HAMPTON ROADS, Va. (WAVY) – As temperatures drop overnight, crews continue to clear snow and ice from roadways across Hampton Roads, hoping to minimize re-freezing effects. 10 On Your Side is here with team coverage to help you navigate any hazards.
Public Works trucks are still working around the clock to apply the salt-sand mixture on top of snow and slick spots on the roads to give traction. VDOT is also keeping an eye on road conditions with dozens of plow and salt trucks out before during and after the snowfall.
Spokeswoman Marshall Herman talked to WAVY.com about where VDOT crews are in terms of clearing the roads and what to expect on the roads overnight.
“Right now, interstates are almost done, but there are still some wet areas we are salting because we expect low temps this evening to refreeze any wet spots, so we are salting those areas ahead of time,” Herman said. “Our primary roads are fairly clear. There are still some icy patches on a lot of road sections that occur because tonight we do expect wind gusts to push snow back onto the roads.”
WAVY.com asked Herman about equipment available to clear roads in Hampton Roads as opposed to equipment available in areas farther North that experience snow more often.
“Well [here], we had over 300 pieces of equipment that were ready for this weather event,” she said. “Now, that may seem like a lot, but they are staging different areas, and they are different pieces of equipment.”
By 4 a.m. Wednesday, nearly four inches of snow covered Virginia Beach, and according to VDOT, hazardous driving conditions remained throughout the Hampton Roads Area for the morning’s commute, with most roads in moderate condition.
“The roads pretty much everywhere in the city are just solid packed ice right now,” said Director of Virginia Beach Public Works Phillip Davenport Wednesday morning. “A little bit of snow on top, but mostly ice. If you don’t have to be out, just don’t be on the road.”
In many places, a plow wasn’t able to clear roads because the accumulation was too thin. Instead, Virginia Beach Department of Public Works brought in 32 crews working 12-hour shifts to apply salt and sand to primary roads.
In Virginia Beach, there are about 900 primary roads, and 340 secondary roads. Public Works official Drew Lankford said crews were able to hit all primary roads, and most secondary roads, but the city still wants people to be careful.
“We don’t want people to let their guard down because the storm has passed and we’ve had a sunny day,” said Lankford. We’re still going to have problems, and we’re really not letting up. We still have a lot to do in the next 24 hours.”

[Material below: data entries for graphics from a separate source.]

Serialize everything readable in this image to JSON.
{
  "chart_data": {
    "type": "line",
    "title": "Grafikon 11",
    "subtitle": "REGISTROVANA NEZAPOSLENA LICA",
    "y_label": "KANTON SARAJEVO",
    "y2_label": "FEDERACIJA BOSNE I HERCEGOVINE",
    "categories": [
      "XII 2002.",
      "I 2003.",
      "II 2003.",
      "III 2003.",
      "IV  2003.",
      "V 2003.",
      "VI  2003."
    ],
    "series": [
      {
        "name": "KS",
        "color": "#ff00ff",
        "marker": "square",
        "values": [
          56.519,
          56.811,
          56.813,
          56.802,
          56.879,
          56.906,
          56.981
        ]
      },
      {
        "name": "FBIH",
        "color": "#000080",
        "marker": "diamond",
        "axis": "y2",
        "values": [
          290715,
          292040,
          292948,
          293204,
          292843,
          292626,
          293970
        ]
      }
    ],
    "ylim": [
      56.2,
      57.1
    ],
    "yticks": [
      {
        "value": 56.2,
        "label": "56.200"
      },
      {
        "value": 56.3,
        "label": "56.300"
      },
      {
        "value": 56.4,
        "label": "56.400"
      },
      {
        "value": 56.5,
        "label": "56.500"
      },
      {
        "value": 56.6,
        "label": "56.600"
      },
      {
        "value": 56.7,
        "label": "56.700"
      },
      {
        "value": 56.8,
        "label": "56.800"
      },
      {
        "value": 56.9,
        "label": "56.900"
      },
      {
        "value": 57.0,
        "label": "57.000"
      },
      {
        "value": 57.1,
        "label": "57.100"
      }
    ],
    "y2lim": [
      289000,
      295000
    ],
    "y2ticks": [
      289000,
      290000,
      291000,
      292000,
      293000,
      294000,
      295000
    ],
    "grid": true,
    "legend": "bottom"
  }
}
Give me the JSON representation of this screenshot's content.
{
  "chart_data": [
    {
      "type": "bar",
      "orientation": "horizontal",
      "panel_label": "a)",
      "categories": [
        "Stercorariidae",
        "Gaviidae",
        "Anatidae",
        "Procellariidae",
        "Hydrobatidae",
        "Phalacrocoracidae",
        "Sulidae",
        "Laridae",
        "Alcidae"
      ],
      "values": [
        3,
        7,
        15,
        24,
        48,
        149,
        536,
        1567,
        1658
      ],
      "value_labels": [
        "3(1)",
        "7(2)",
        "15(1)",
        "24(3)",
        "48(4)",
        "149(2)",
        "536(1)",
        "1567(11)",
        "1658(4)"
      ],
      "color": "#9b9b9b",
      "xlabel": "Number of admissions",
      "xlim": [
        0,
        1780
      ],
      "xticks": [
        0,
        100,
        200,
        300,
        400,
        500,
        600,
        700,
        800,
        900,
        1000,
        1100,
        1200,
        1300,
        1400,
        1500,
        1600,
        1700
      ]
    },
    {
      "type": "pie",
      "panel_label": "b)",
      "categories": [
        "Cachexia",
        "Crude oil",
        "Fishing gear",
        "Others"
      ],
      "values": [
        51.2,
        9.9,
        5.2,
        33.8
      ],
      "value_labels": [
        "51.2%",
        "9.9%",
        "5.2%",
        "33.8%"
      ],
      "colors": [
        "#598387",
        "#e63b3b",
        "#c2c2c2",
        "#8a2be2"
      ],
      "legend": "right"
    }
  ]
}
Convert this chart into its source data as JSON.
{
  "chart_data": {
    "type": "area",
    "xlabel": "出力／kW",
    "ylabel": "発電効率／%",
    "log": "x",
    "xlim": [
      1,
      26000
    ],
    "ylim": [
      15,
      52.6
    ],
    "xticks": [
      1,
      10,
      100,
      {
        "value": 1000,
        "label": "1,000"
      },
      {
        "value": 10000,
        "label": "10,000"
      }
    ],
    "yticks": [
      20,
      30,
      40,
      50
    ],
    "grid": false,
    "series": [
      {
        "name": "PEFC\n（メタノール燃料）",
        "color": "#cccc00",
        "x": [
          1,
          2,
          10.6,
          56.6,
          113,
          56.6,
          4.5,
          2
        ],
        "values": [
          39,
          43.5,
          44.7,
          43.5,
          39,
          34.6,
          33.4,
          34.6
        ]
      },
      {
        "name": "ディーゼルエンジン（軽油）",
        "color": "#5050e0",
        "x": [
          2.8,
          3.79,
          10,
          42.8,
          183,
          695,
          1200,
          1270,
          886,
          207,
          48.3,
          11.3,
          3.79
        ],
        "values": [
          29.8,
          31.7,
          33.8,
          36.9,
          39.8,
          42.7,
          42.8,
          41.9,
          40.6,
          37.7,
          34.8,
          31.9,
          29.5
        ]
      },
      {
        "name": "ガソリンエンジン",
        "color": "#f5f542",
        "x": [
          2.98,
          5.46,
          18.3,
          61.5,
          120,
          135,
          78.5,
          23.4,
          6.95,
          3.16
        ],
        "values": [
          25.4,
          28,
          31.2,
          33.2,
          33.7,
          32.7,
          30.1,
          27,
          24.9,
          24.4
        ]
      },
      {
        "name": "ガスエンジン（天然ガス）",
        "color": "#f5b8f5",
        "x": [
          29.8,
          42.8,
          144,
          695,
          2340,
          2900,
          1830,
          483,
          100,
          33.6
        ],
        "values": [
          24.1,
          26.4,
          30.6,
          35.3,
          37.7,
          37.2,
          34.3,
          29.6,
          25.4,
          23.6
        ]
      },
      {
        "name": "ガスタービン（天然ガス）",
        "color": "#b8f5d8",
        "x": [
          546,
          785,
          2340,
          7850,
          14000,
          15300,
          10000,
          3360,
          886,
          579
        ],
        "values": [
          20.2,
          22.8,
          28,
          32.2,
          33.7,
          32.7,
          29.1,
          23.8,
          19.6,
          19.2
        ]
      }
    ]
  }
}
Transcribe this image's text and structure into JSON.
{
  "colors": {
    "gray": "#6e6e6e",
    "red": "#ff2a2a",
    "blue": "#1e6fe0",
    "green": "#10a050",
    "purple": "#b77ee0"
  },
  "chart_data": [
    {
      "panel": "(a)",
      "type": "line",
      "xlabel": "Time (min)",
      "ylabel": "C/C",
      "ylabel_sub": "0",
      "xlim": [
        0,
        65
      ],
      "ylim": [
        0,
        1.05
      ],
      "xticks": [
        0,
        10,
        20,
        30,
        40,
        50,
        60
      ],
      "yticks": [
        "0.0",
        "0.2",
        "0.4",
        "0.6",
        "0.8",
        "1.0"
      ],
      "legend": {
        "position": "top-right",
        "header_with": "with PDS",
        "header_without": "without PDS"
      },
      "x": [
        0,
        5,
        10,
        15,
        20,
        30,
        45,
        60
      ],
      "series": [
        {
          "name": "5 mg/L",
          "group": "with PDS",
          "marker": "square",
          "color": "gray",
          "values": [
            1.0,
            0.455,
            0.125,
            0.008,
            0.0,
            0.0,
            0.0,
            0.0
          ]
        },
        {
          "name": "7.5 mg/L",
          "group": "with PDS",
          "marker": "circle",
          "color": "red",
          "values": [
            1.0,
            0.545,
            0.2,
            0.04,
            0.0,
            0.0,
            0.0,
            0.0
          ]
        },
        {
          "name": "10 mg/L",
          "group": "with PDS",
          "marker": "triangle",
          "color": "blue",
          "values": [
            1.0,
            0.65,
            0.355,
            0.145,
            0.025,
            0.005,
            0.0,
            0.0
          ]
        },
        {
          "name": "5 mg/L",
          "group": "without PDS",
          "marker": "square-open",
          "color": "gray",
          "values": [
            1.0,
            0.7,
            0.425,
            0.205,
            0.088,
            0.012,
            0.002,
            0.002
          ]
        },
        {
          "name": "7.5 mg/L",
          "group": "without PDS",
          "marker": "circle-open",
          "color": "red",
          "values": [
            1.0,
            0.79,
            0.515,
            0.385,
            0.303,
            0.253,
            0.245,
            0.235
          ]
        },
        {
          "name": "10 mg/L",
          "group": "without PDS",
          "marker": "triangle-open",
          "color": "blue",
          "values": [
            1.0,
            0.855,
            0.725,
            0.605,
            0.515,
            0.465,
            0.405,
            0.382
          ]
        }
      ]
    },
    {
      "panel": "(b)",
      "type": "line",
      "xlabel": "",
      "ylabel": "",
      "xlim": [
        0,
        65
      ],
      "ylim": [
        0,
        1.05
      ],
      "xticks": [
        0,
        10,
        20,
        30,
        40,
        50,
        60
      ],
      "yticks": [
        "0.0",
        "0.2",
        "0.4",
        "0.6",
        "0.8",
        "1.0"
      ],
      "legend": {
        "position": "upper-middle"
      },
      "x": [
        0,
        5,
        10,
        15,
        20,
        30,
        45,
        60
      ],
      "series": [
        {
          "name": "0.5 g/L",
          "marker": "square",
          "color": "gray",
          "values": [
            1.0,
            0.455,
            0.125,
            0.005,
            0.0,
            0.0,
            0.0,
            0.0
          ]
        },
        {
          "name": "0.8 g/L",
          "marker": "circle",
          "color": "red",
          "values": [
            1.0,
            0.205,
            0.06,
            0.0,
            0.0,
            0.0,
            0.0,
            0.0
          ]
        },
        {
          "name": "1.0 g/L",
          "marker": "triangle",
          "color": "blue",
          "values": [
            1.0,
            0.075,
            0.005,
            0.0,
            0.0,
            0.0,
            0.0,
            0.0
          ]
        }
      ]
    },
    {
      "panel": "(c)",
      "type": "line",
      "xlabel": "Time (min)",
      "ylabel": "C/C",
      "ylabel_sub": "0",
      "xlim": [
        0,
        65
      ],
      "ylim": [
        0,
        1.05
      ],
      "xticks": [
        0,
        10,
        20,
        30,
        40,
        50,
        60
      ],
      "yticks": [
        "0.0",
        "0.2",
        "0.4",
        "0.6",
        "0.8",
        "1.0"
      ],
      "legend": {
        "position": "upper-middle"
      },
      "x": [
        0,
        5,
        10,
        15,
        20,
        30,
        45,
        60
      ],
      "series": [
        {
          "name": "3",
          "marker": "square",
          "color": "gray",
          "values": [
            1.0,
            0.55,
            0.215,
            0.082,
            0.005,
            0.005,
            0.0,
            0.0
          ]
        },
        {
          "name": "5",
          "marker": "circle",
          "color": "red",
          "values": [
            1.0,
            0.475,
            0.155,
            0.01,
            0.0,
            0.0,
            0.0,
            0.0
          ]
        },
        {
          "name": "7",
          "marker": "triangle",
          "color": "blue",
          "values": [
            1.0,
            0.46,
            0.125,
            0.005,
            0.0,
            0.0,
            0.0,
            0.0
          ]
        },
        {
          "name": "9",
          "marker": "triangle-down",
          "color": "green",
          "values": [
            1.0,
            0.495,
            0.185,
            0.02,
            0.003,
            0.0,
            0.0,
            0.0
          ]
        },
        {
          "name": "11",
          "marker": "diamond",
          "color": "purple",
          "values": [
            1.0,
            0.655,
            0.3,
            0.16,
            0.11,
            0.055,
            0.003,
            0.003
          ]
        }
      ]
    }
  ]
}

In Portsmouth, road crews have also been working around the clock since Tuesday, including eight trucks and 32 workers. The Public Works Department said by Wednesday afternoon, primary road conditions were improving, but secondary roads were still icy.
The trouble for snow plows to clean roads was also true up and down the Peninsula, where people shoveling snow raced dropping temperatures and the inevitable re-freeze.
In Williamsburg, WAVY.com caught up with a contractor cleaning up a shopping center parking lot off Richmond Road.
“It’s winter time, and usually the lawn services, we don’t have work in the winter,” said Joanne Brassus, who owns the company with her husband. “We sit up until about March, so we are fortunate to have some money coming in.”
Williamsburg Public Works has five main crews that rotate shifts around the clock to clear the roads. Officials say the big concern overnight is black ice developing on cleared roads.
The city of Newport News announced a two-hour delay for workers Wednesday, except public works crews, who salted and sanded the roads through the night. The city’s nine spreaders and 17 plows hit the main and secondary roads, but the city does not have the capacity to treat every neighborhood.
Hampton City Public Works crews have been treating roads for 24 hours and will continue through the night, into Thursday. So far, more than 400 tons of salt and more than 100,000 gallons of brine solution has been used to coat roads.
As the temperatures drop again Wednesday night, VDOT advises drivers to pay special attention to bridges, overpasses and shaded roads where slick spots are likely.
VDOT is offering the following winter driving tips:
- Make sure your vehicle is winter ready – be sure to completely clear all windows, lights, and side mirrors before driving.
- Keep an emergency driving kit in your car.
- Wear your seatbelt and don’t drive distracted.
- Keep a safe distance of at least five seconds behind other vehicles.
- Keep headlights on to increase visibility.
- Allow extra time for travel.
- Be aware of potentially icy areas such as shady spots and bridges.
- When driving on ice, don’t slam on your brakes. Travel gently. Turn slowly. Sudden changes can cause your car to spin out of control.
- Drive smart and pay attention.
For drivers who have to be out on the roads, VDOT advises checking road conditions on their 511 website (511virginia.org) or mobile app (VDOT 511). You can also call 511 or listen to 1680 AM for up-to-the-minute traffic info.
Hampton Roads Transit said buses were running but side streets are slick, so delays should be expected. Trains were on time.